Comment ça se déroule exactement, une recherche en maths à la façon Freinet ?

Viviane : Le principe est d’installer un « dialogue mathématique » avec l’élève. Parfois je leur propose de prendre une feuille blanche et d’y écrire ce qu’ils estiment être une notion en maths. Je peux aussi leur imposer un thème, par exemple « connaissez vous le mot pourcentage ». Chaque élève est face à sa feuille, exprime son approche qu’il vient ensuite me proposer. De sa proposition, respectant son niveau, soucieuse du programme, je lui propose une problématique mathématique qui prolonge son approche. Nous dialoguons, chaque élève et moi, à travers les questions et les réponses que nous apportons à tour de rôle sur sa feuille. A la fin de la recherche, on passe à l’étape de coopération. Les élèves présentent leurs questionnements par des exposés. Chaque questionnement devient celui de la classe. La notion devient alors commune, est approfondie, « finalisée»  et mis dans le cahier de leçon.

Une question qu’on vous pose sans arrêt, mais vous parvenez à traiter tous les points du programme de cette façon ?
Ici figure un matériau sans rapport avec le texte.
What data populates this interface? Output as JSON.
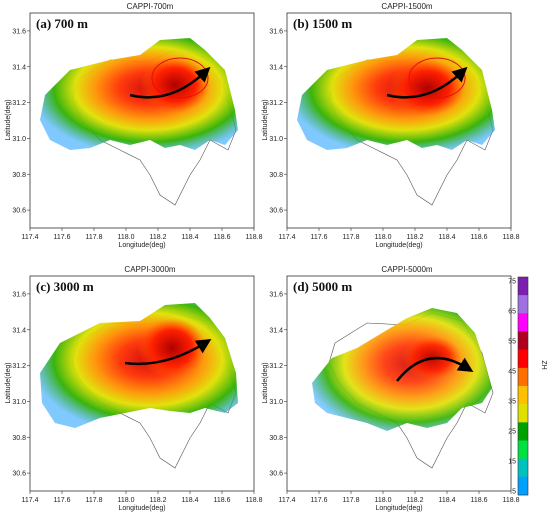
{
  "panels": [
    {
      "title": "CAPPI-700m",
      "label": "(a) 700 m"
    },
    {
      "title": "CAPPI-1500m",
      "label": "(b) 1500 m"
    },
    {
      "title": "CAPPI-3000m",
      "label": "(c) 3000 m"
    },
    {
      "title": "CAPPI-5000m",
      "label": "(d) 5000 m"
    }
  ],
  "axes": {
    "xlabel": "Longitude(deg)",
    "ylabel": "Latitude(deg)",
    "xticks": [
      "117.4",
      "117.6",
      "117.8",
      "118.0",
      "118.2",
      "118.4",
      "118.6",
      "118.8"
    ],
    "yticks": [
      "31.6",
      "31.4",
      "31.2",
      "31.0",
      "30.8",
      "30.6"
    ],
    "xlim": [
      117.4,
      118.8
    ],
    "ylim": [
      30.5,
      31.7
    ]
  },
  "colorbar": {
    "label": "ZH",
    "ticks": [
      "75",
      "65",
      "55",
      "45",
      "35",
      "25",
      "15",
      "5"
    ],
    "colors": [
      "#7a1fb0",
      "#a070e0",
      "#ff00ff",
      "#b00020",
      "#ff0000",
      "#ff7000",
      "#ffc000",
      "#e0e000",
      "#00a000",
      "#00e040",
      "#00c0c0",
      "#00a0ff"
    ]
  }
}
Viviane : Nous travaillons avec  le souci d’avoir des élèves qui s’adaptent aux situations diverses et variées, qu’ils restent dans notre collège ou pas. On n’a pas à se mettre en dehors des clous. D’une part je ne fais pas que de la recherche en maths. D’autre part, c’est à moi en effet, dans cette activité, de recentrer les problématiques des élèves sur les points du programme. A un élève qui a envie de parler d’addition, s’il est en 4ème, je peux proposer de réfléchir à l’addition des fractions, qui elle, est au programme de 4ème. En Mathématiques, On peut imaginer les notions un peu comme un escalier, marche par marche, petit à petit… comme si elles se touchaient…

Laurette : En histoire, le cours commence avec leurs recherches. J’impose une période dans laquelle ils peuvent choisir ou non ce qu’ils vont traiter. Je me suis rendu compte en effet que certains se mettaient en difficulté en choisissant des sujets trop difficiles. Mais je guide plus que je ne décrète. Ce qui m’intéresse, c’est de montrer les mécanismes de la recherche historique. Après, il faut les recentrer sur les connaissances à retenir. Mais ce qui est intéressant, c’est ce qu’ils ont tiré du travail des autres. Et le collègue de SVT, qui n’a pas choisi de pratiquer ouvertement une pédagogie Freinet dans sa classe, a été impressionné par leurs compétences d’exposé dans sa discipline.

Une dernière question sur les pratiques d’évaluation mises en œuvre dans cette classe Freinet

Viviane : Pour l’instant, nous avons fait le choix d’une évaluation mixte car nous avons choisi de ne pas marginaliser la classe sur ce point compte tenu du fait que l’équipe est mixte (cinq professeurs dont le documentaliste travaillent en Freinet). Les parents reçoivent deux bulletins, un classique et un bulletin de compétences (sans note) que nous avons mis en place en parallèle. Quand l’intégralité de l’équipe pédagogique sera au fait, on pourra reconsidérer la question. Par contre, s’agissant des recherches en maths de mes élèves, Il n’est pas pensable que je mette une note, c’est comme si l’élève se « livrait » dans l’espoir de pouvoir avancer… Ce n’est pas une note qui peut le mettre en confiance… De même en travaux Individualisés, en DS ou DM je fais une double correction par compétences et par note… c’est nécessaire pour assurer les deux bulletins.

Et les parents dans tout cela ?

Viviane : Les parents nous encouragent. On peut dire que leurs attitudes nous aident beaucoup. Nous travaillons avec eux. Nous avons réussi à attirer des élèves qui allaient historiquement dans d’autres  établissements. Nous sommes devenus un peu plus attractifs grâce à eux aussi, parce que dès le début, ils ont été nombreux à nous soutenir et à croire en ce projet.




[1] Du nom de l’association qui fait découvrir la recherche en mathématique à des élèves du secondaire, sous l'impulsion d'un chercheur et de leur professeur.